Wren’s greatest pupil and sometime collaborator was Nicholas Hawksmoor, who worked with the master on St Paul’s and went on to design outstanding buildings – both churches and country houses – on his own. Hawksmoor’s buildings are more determinedly bulky in character than Wren’s, more willfully original. He likes great ponderous masses of masonry, unusually shaped towers and spires, and windows taking the form of circles or semicircles. His buildings, such as the great London churches of Christ Church Spitalfields, St Anne Limehouse, and St George in the East, are big and brooding and rather weird.
Hawksmoor passed on the torch to the third great late-Stuart architect, Sir John Vanbrugh, who excelled at vast, ponderous country houses as Hawksmoor excelled at churches. Vanbrugh had no formal training as an architect and had been a soldier and playwright before embarking on his first building, the vast Castle Howard. He worked with Hawksmoor and must have relied much on him to begin with. And Vanbrugh must have learned quickly. Buildings such as Castle Howard, Blenheim Palace, and Seaton Delaval have a strong architectural character. Their elaborate facades and vast, awe-inspiring interiors are a world away from the severity of the buildings Inigo Jones was designing a century before. The castle Vanbrugh built for his own use, though smaller in scale, shared the monumental quality of his grand country houses.
Although Vanbrugh is famous for country houses planned on a vast scale, his influence was felt on much smaller buildings. Sometimes one finds, in a town not far away from a major Vanbrugh house, a small house with his hallmark masses and round-headed windows. An example in Oxford stands as a reminder of the influence of the Vanbrugh mode.

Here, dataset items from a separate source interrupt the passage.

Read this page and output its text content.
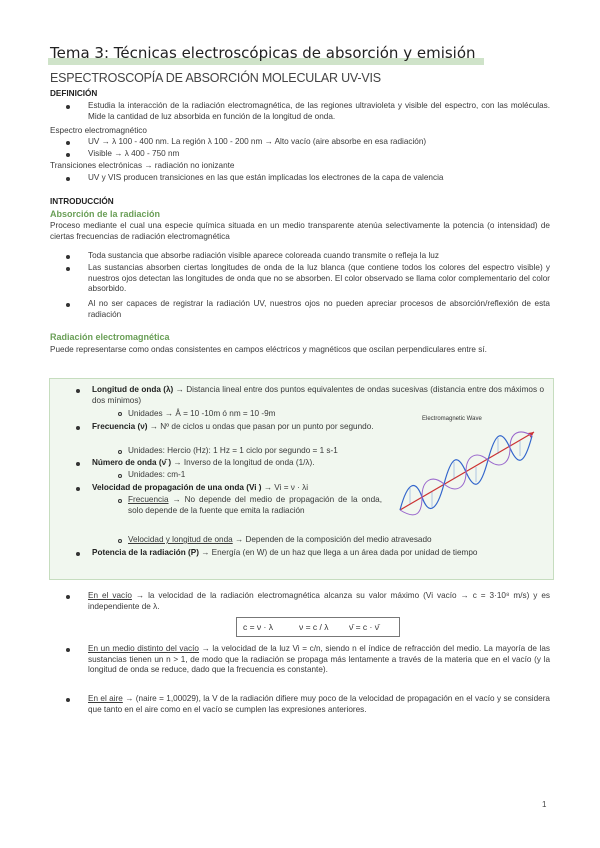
Tema 3: Técnicas electroscópicas de absorción y emisión
ESPECTROSCOPÍA DE ABSORCIÓN MOLECULAR UV-VIS
DEFINICIÓN
Estudia la interacción de la radiación electromagnética, de las regiones ultravioleta y visible del espectro, con las moléculas. Mide la cantidad de luz absorbida en función de la longitud de onda.
Espectro electromagnético
UV → λ 100 - 400 nm. La región λ 100 - 200 nm → Alto vacío (aire absorbe en esa radiación)
Visible → λ 400 - 750 nm
Transiciones electrónicas → radiación no ionizante
UV y VIS producen transiciones en las que están implicadas los electrones de la capa de valencia
INTRODUCCIÓN
Absorción de la radiación
Proceso mediante el cual una especie química situada en un medio transparente atenúa selectivamente la potencia (o intensidad) de ciertas frecuencias de radiación electromagnética
Toda sustancia que absorbe radiación visible aparece coloreada cuando transmite o refleja la luz
Las sustancias absorben ciertas longitudes de onda de la luz blanca (que contiene todos los colores del espectro visible) y nuestros ojos detectan las longitudes de onda que no se absorben. El color observado se llama color complementario del color absorbido.
Al no ser capaces de registrar la radiación UV, nuestros ojos no pueden apreciar procesos de absorción/reflexión de esta radiación
Radiación electromagnética
Puede representarse como ondas consistentes en campos eléctricos y magnéticos que oscilan perpendiculares entre sí.
Longitud de onda (λ) → Distancia lineal entre dos puntos equivalentes de ondas sucesivas (distancia entre dos máximos o dos mínimos)
Unidades → Å = 10 -10m ó nm = 10 -9m
Frecuencia (ν) → Nº de ciclos u ondas que pasan por un punto por segundo.
Unidades: Hercio (Hz): 1 Hz = 1 ciclo por segundo = 1 s-1
Número de onda (ν̄ ) → Inverso de la longitud de onda (1/λ).
Unidades: cm-1
Velocidad de propagación de una onda (Vi ) → Vi = ν · λi
Frecuencia → No depende del medio de propagación de la onda, solo depende de la fuente que emita la radiación
Velocidad y longitud de onda → Dependen de la composición del medio atravesado
Potencia de la radiación (P) → Energía (en W) de un haz que llega a un área dada por unidad de tiempo
Electromagnetic Wave
En el vacío → la velocidad de la radiación electromagnética alcanza su valor máximo (Vi vacío → c = 3·10⁸ m/s) y es independiente de λ.
c = ν · λ	ν = c / λ ν̄ = c · ν̄
En un medio distinto del vacío → la velocidad de la luz Vi = c/n, siendo n el índice de refracción del medio. La mayoría de las sustancias tienen un n > 1, de modo que la radiación se propaga más lentamente a través de la materia que en el vacío (y la longitud de onda se reduce, dado que la frecuencia es constante).
En el aire → (naire = 1,00029), la V de la radiación difiere muy poco de la velocidad de propagación en el vacío y se considera que tanto en el aire como en el vacío se cumplen las expresiones anteriores.
1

Meanwhile, in the countryside, many building projects continued that showed little interest in the sophisticated ideas of these advanced architects. Meeting houses, fior example, continued to be built in the prevalent domestic vernacular, like the late-17th century stone meeting house, now a village hall, in South Newington. Churches, on the other hand, were sometimes still built in a modified version of the Gothic style, a phenomenon sometimes referred to as the Gothic survival. There was also a tendency among rural builders to adapt traditional domestic architecture, with its mullioned windows and occasional classical details, to church architecture. One structure built along these lines is the isolated country church at Monnington on Wye, Herefordshire.